Differences between perfect powers : prime power gaps

TL;DR

This paper develops advanced techniques combining Diophantine approximation, algebraic number theory, and modularity to explicitly determine prime power divisibility in differences of perfect powers, solving specific exponential equations.

Contribution

It introduces a comprehensive machinery that unifies various methods to analyze prime power divisibility in perfect powers, including solving specific exponential Diophantine equations.

Findings

Complete solution for the equation x^2 + q^α = y^n for primes q<100

New explicit criteria for prime power divisibility in perfect powers

Integration of multiple advanced mathematical techniques

Abstract

We develop machinery to explicitly determine, in many instances, when the difference $x^2-y^n$ is divisible only by powers of a given fixed prime.

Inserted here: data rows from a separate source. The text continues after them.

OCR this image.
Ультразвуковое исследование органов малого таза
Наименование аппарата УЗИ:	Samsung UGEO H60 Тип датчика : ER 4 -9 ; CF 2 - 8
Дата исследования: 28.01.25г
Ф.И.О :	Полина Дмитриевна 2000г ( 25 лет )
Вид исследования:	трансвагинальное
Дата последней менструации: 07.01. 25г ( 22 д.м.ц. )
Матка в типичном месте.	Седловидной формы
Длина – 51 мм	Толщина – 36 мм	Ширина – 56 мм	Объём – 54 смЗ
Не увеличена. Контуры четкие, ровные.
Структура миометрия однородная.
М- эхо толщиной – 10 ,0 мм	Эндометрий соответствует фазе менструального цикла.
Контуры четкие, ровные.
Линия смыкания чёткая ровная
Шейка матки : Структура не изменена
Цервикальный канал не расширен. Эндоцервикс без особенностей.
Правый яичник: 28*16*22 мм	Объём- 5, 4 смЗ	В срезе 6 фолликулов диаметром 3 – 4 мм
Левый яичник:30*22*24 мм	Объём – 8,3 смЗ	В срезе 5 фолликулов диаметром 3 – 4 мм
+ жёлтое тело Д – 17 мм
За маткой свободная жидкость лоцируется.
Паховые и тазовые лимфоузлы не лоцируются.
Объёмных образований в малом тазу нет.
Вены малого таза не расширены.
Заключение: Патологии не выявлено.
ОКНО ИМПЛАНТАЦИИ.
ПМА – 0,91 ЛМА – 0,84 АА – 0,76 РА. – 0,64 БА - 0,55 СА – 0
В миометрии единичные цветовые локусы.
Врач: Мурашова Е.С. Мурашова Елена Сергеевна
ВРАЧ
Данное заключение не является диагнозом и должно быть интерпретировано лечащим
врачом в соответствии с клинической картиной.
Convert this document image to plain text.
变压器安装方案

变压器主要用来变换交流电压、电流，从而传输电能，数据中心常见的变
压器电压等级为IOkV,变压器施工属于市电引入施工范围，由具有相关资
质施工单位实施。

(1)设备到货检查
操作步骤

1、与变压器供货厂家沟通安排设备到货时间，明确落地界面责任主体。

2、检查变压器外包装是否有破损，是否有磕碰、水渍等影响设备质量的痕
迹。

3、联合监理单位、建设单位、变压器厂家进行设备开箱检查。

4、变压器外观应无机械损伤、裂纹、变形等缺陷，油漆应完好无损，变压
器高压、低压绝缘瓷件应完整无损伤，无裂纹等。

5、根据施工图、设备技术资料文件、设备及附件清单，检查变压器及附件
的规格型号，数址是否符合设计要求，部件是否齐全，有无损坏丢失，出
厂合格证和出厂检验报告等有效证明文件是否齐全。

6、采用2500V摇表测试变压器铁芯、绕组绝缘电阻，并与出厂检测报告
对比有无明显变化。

This combines a wide variety of techniques from Diophantine approximation (bounds for linear forms in logarithms, both archimedean and non-archimedean, lattice basis reduction, methods for solving Thue-Mahler and $S$-unit equations, and the Primitive Divisor Theorem of Bilu, Hanrot and Voutier) and classical Algebraic Number Theory, with results derived from the modularity of Galois representations attached to Frey-Hellegoaurch elliptic curves. By way of example, we completely solve the equation \[ x^2+q^\alpha = y^n, \] where $2 \leq q < 100$ is prime, and $x, y, \alpha$ and $n$ are integers with $n \geq 3$ and $\gcd (x,y)=1$.